Kyle sitzt neben mir auf dem Krankenhausbett und sieht mich besorgt an.

„Es geht mir schon besser. Wirklich. Alex hat mir sehr geholfen", versichere ich ihm, nachdem ich ihm von meinem Zusammenbruch erzählt habe oder zumindest, dass ich ihn hatte. Die Gründe dafür führte ich ihm nicht auf.

„Alex?", fragt Kyle ungläubig.

„Ja. Alex. Er ist immer für mich da. Ich wüsste nicht, was ich ohne ihn machen würde", fahre ich fort und muss lächeln, als ich daran denke, wie wir in seinem Bett gelegen und uns stundenlang unterhalten hatten, und dann ist da noch diese andere Sache, die unsere Freundschaft so verlockend macht.

„Ich bin doch auch für dich da", sagt Kyle schwach.

Ich schaue hinüber zu dem Bild, welches er mir mitgebracht hat.

„Ich weiß, dass du das gerne wärst Kyle, aber ich kann dir nicht verzeihen. Du hast mich benutzt und mir wehgetan. Mehr noch als das. Du hast etwas in mir zerstört. Alex ist ... ist noch dabei, es wieder hinzubekommen und ich fange an, es endlich vollständig zuzulassen. Bis vor wenigen Wochen war ich immer noch nicht sicher, ob ich ihm wirklich vertrauen kann, aber jetzt ... Er war da, seit der Minute, in der er erfahren hat, dass ich hier bin. Und er ist nicht weggegangen. Im Gegenteil", versuche ich ihm zu erklären.

„Dann ... dann liebst du ihn?", fragt Kyle und sieht mich aus stahlblauen Augen an.

„Was?
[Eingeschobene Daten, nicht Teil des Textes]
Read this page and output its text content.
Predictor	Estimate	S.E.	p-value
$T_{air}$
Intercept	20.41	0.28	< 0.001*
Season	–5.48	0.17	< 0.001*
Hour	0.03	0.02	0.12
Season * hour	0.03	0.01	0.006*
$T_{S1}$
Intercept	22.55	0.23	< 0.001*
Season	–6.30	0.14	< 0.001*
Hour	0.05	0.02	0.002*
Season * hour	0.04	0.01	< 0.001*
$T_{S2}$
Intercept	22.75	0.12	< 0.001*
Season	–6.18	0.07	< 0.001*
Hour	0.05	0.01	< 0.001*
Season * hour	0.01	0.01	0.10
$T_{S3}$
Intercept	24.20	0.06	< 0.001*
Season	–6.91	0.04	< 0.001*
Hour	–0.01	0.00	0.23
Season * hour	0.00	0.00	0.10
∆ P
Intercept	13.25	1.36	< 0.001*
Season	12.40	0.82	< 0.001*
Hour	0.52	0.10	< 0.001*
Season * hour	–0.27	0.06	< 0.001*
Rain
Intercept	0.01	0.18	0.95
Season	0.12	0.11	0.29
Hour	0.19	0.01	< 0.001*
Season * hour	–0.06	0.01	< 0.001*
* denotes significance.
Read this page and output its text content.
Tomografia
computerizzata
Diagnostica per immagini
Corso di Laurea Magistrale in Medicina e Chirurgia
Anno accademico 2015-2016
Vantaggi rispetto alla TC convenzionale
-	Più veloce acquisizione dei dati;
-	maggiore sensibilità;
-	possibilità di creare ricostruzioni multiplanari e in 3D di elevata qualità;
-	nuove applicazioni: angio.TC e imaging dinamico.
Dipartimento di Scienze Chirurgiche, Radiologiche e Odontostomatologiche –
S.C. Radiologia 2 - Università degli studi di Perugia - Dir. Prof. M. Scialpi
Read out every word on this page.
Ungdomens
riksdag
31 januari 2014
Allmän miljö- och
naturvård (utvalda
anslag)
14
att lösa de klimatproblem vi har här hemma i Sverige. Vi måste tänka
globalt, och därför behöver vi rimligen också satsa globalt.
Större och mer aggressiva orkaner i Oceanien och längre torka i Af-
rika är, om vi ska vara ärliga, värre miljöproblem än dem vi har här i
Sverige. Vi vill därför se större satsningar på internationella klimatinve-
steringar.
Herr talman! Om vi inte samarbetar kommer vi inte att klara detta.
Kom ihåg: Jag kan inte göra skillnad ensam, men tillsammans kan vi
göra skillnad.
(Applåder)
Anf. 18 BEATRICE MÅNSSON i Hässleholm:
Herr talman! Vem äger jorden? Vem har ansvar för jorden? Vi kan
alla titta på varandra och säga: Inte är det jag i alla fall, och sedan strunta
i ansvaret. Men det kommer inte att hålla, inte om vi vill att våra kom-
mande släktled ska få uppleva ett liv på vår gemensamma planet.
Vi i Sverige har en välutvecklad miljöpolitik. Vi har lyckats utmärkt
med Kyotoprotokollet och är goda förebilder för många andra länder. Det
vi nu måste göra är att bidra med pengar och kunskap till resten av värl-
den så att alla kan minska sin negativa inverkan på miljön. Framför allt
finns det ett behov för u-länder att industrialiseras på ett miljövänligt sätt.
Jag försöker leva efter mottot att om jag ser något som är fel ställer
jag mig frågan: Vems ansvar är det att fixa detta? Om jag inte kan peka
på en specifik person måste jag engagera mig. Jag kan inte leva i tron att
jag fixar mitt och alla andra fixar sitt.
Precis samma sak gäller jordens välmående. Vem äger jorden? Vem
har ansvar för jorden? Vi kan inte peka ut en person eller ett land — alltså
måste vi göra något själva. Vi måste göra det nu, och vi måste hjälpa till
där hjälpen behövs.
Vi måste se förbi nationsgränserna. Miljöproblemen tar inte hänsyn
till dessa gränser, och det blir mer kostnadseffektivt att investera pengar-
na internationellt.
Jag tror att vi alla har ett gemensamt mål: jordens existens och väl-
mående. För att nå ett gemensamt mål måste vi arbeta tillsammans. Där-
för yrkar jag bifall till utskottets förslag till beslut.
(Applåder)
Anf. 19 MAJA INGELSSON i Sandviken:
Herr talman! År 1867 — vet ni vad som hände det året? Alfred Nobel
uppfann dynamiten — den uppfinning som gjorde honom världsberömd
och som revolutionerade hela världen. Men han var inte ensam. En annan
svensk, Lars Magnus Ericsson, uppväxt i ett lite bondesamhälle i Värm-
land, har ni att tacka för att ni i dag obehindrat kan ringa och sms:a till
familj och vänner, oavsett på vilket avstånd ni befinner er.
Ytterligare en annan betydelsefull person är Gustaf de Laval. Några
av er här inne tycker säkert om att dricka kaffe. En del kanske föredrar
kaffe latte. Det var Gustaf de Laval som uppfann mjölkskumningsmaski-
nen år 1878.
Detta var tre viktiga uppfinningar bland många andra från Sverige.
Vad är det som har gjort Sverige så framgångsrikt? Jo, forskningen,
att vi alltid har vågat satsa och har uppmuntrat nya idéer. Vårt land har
Nein. Wir sind befreundet. Darum geht es auch gar nicht. Es geht darum, dass das was du dir wünscht, nicht passieren wird. Ich kann einfach nicht. Ich wünschte ich könnte, denn ... denn ich habe noch Gefühlte für dich. Aber ein großer Teil in mir, hasst sich selbst dafür. Denn was du mir angetan hast, das wollte ich nie zulassen. Ich wollte mich nie auf jemanden so sehr einlassen, dass es so weh tun kann. Aber genau das ist passiert."